Le sociologue italo-américain Giovanni Arrighi fait lui aussi partie de ceux qui se sont penchés sur l’énigme de la « grande divergence », sans pour autant retenir l’explication écologique  de Pomeranz, qu’il considère réductrice [11]. Si elle permet, selon lui, de comprendre pourquoi l’Angleterre s’est engagée dans la voie industrielle, elle n’expliquerait pas pour quelles raisons la Chine ne l’a pas fait – l’argument de l’éloignement relatif des gisements de charbons chinois ou de l’inexistence de périphéries comparable au Nouveau Monde ne lui semble pas suffisant pour remporter l’adhésion. Pour Arrighi, la différence fondamentale entre la « voie européenne » et la « voie chinoise », est en définitive que la première était « capitaliste », à la différence de la seconde, le propre du capitalisme étant de contourner les cadres institutionnels et sociaux qui limitent l’accumulation du capital.

Quoi que l’on pense de ces différends, ils indiquent en tout cas la place qu’occupe aujourd’hui le travail de Pomeranz dans l’histoire économique globale : celle d’une analyse pénétrante à laquelle on doit impérativement se frotter.


[1] A.G. Franck, ReOrient: Global economy in the Asian age, Berkeley, California University Press, 1998.

[2] J.M. Hobson, The Eastern Origins of Western Civilization, Cambridge University Press, 2004.

[3] J. Abu-Lughod, Before European Hegemony.

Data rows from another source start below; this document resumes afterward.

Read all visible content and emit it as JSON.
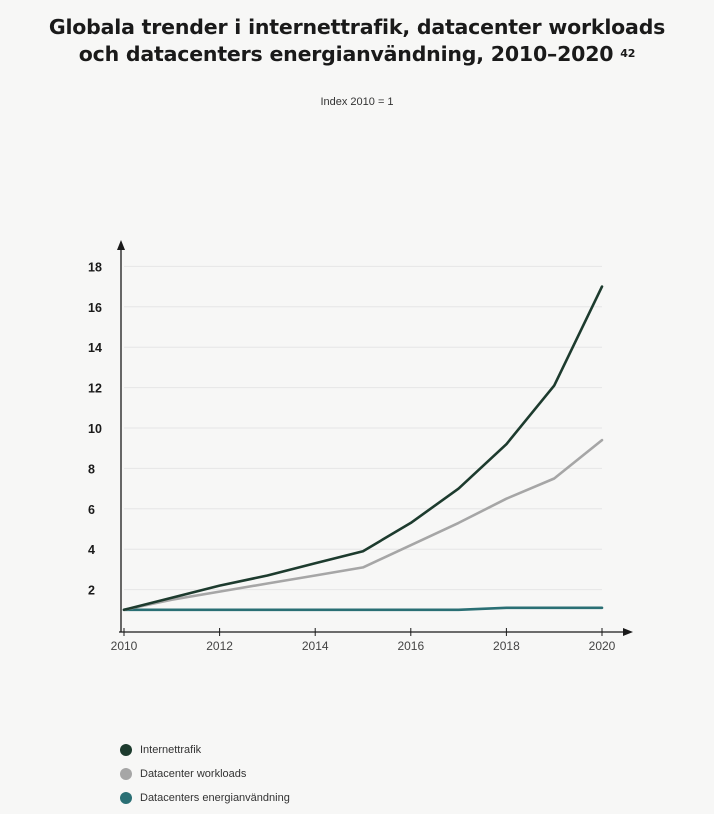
{
  "title": {
    "line1": "Globala trender i internettrafik, datacenter workloads",
    "line2": "och datacenters energianvändning, 2010–2020",
    "footnote": "42"
  },
  "subtitle": "Index 2010 = 1",
  "legend": [
    {
      "label": "Internettrafik",
      "color": "#1d3b2e"
    },
    {
      "label": "Datacenter workloads",
      "color": "#a6a6a6"
    },
    {
      "label": "Datacenters energianvändning",
      "color": "#2a6f74"
    }
  ],
  "chart_data": {
    "type": "line",
    "x": [
      2010,
      2011,
      2012,
      2013,
      2014,
      2015,
      2016,
      2017,
      2018,
      2019,
      2020
    ],
    "xticks": [
      "2010",
      "2012",
      "2014",
      "2016",
      "2018",
      "2020"
    ],
    "yticks": [
      "2",
      "4",
      "6",
      "8",
      "10",
      "12",
      "14",
      "16",
      "18"
    ],
    "ylim": [
      0,
      18.5
    ],
    "xlim": [
      2010,
      2020
    ],
    "grid": true,
    "legend_position": "bottom-left",
    "series": [
      {
        "name": "Internettrafik",
        "color": "#1d3b2e",
        "values": [
          1.0,
          1.6,
          2.2,
          2.7,
          3.3,
          3.9,
          5.3,
          7.0,
          9.2,
          12.1,
          17.0
        ]
      },
      {
        "name": "Datacenter workloads",
        "color": "#a6a6a6",
        "values": [
          1.0,
          1.5,
          1.9,
          2.3,
          2.7,
          3.1,
          4.2,
          5.3,
          6.5,
          7.5,
          9.4
        ]
      },
      {
        "name": "Datacenters energianvändning",
        "color": "#2a6f74",
        "values": [
          1.0,
          1.0,
          1.0,
          1.0,
          1.0,
          1.0,
          1.0,
          1.0,
          1.1,
          1.1,
          1.1
        ]
      }
    ]
  }
}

The World System A.D. 1250-1350, Oxford University Press, 1989.

[4] P. Norel, L’Histoire économique globale, Seuil, 2009.

[5] T.H. Aston et C.H.E. Philpin (ed.), The Brenner Debate: Agrarian class structure and economic development in pre-industrial Europe, Cambridge University Press, 1985.

[6] E. Meiksins Wood, L’Origine du capitalisme, Lux, 2009.

[7] P. Huang, The Peasant Family and Rural Development in the Yangzi Delta, 1350-1988, Stanford University Press, 1990.

[8] J. de Vries, The Industrious Revolution, Cambridge University Press, 2008.

[9] K. Sugihara, « The East-Asian path of economic development: A long term perspective », in G. Arrighi et al. (ed), The Resurgence of East-Asia: 500, 150 and 50 year perspectives, Routledge, 2003.

[10] « La voie est-asiatique du développement », entretien avec K. Sugihara, in « La grande histoire du capitalisme », Sciences Humaines, numéro spécial n° 11, mai-juin 2010.

[11] G. Arrighi, Adam Smith à Pékin, Max Milo, 2009.